My Infertility Journey: Alternatives

Obie Editorial Team

It seemed like I was on the road to IVF, and I was eager to do it. However, the sudden declaration that I would have to pay thousands of dollars in medications that weren't covered by the package price I paid and the tight timeframe they were giving me to get the medications was putting me under a lot of pressure. I didn't have a huge stockpile of financial resources (yet) upon which to draw and I'd exhausted nearly all of the ones I did have just to get to this point.

If I was going to do IVF in January, I was going to need help from my mother again, and her ability to help would depend on if her long-term care insurance ever decided it was going to pay for my step-dad to stay in assisted living and send her a refund check for what she'd already paid out of pocket. It was a lot of pressure, and I couldn't help but wonder if the universe was telling me to chill out and look at alternatives.
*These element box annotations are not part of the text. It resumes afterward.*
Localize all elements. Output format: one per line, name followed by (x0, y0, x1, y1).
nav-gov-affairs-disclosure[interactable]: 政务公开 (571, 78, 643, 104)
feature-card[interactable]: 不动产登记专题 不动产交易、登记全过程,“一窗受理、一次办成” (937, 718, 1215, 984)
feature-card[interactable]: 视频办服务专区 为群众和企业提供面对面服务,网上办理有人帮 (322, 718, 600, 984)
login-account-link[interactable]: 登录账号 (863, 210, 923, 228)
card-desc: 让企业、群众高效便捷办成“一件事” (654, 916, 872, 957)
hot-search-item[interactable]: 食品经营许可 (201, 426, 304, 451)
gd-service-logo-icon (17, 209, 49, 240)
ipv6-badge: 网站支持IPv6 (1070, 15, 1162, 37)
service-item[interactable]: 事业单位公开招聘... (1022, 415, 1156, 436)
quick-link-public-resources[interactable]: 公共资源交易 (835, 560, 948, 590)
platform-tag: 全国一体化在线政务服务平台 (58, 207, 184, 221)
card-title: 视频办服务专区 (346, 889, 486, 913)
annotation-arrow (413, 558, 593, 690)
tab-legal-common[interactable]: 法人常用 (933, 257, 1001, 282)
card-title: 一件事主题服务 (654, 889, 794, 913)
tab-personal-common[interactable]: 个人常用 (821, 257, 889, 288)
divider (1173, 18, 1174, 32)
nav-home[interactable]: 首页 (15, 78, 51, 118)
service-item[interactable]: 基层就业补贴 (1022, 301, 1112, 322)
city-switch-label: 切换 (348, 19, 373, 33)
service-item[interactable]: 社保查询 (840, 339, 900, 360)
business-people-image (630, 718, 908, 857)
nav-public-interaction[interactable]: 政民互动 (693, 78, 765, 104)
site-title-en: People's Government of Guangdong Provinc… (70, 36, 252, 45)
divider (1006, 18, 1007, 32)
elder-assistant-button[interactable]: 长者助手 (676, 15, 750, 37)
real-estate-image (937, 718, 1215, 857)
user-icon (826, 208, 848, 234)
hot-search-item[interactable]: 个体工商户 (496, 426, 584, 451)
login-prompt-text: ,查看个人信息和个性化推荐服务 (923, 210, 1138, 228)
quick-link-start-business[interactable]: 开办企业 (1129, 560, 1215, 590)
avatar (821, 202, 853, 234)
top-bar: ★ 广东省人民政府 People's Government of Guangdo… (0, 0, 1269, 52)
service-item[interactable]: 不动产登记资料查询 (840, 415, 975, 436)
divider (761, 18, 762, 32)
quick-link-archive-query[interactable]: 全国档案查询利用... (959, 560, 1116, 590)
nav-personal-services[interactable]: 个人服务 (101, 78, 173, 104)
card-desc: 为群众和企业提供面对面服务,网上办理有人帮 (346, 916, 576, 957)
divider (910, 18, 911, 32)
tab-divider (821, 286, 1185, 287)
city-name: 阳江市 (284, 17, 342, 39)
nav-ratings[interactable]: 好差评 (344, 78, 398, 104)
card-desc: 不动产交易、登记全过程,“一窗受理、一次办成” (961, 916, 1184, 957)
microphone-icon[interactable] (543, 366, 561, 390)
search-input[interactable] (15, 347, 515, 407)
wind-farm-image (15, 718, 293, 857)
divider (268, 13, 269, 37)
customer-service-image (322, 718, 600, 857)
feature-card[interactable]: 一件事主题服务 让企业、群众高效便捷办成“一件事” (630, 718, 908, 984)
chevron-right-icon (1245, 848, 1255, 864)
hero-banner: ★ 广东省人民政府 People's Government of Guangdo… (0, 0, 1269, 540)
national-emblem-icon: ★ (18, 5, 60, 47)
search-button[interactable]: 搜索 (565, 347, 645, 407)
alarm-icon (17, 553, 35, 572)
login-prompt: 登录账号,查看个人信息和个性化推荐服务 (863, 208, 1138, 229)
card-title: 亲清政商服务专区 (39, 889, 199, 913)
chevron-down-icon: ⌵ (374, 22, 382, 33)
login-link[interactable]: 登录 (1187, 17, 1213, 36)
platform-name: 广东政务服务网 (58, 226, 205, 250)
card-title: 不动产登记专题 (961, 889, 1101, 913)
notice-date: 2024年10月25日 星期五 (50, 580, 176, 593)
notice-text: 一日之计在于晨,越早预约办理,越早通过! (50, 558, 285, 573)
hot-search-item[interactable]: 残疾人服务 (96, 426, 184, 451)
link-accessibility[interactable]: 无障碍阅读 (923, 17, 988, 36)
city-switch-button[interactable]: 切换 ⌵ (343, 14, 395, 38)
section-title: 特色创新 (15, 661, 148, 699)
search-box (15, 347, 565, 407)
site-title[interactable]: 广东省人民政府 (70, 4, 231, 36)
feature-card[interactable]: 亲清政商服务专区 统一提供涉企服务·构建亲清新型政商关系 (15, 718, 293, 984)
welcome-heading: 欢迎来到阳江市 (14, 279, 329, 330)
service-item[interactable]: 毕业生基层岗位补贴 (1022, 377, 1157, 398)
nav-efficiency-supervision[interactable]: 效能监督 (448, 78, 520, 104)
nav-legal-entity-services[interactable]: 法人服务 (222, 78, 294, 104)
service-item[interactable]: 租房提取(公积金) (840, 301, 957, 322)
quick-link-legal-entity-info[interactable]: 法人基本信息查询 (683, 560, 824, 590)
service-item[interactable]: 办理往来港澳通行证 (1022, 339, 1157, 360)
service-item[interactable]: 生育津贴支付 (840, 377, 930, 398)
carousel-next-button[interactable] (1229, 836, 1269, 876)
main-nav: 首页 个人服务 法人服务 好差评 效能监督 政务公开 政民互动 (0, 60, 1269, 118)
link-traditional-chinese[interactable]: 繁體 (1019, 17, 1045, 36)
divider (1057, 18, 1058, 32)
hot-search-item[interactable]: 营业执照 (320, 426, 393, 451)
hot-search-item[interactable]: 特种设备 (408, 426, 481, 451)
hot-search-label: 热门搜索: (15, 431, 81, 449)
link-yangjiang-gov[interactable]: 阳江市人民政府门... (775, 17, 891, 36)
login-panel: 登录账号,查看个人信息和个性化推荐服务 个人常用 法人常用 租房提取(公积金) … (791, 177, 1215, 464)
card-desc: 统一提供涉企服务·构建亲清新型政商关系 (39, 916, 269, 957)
It had seemed that IVF was the best way to get pregnant at this point, but maybe I hadn't looked into things as fully as I thought I did. After all, we only tried intrauterine insemination once. They say there's a 10 percent chance of it working the first time. If we did it a full 10 times, there may be a good chance of us getting pregnant. This was especially true since I'd had the uterine polyps removed. In fact, my mother said maybe the whole reason I started on the IVF journey was so the polyps could be discovered and removed so they would no longer hinder pregnancy.

Combined with some more fertility acupuncture, I could really boost my chances of conceiving. This was definitely something worth considering, and with the polyps removed and me being more relaxed with the financial pressure gone, I knew it stood a good chance of working.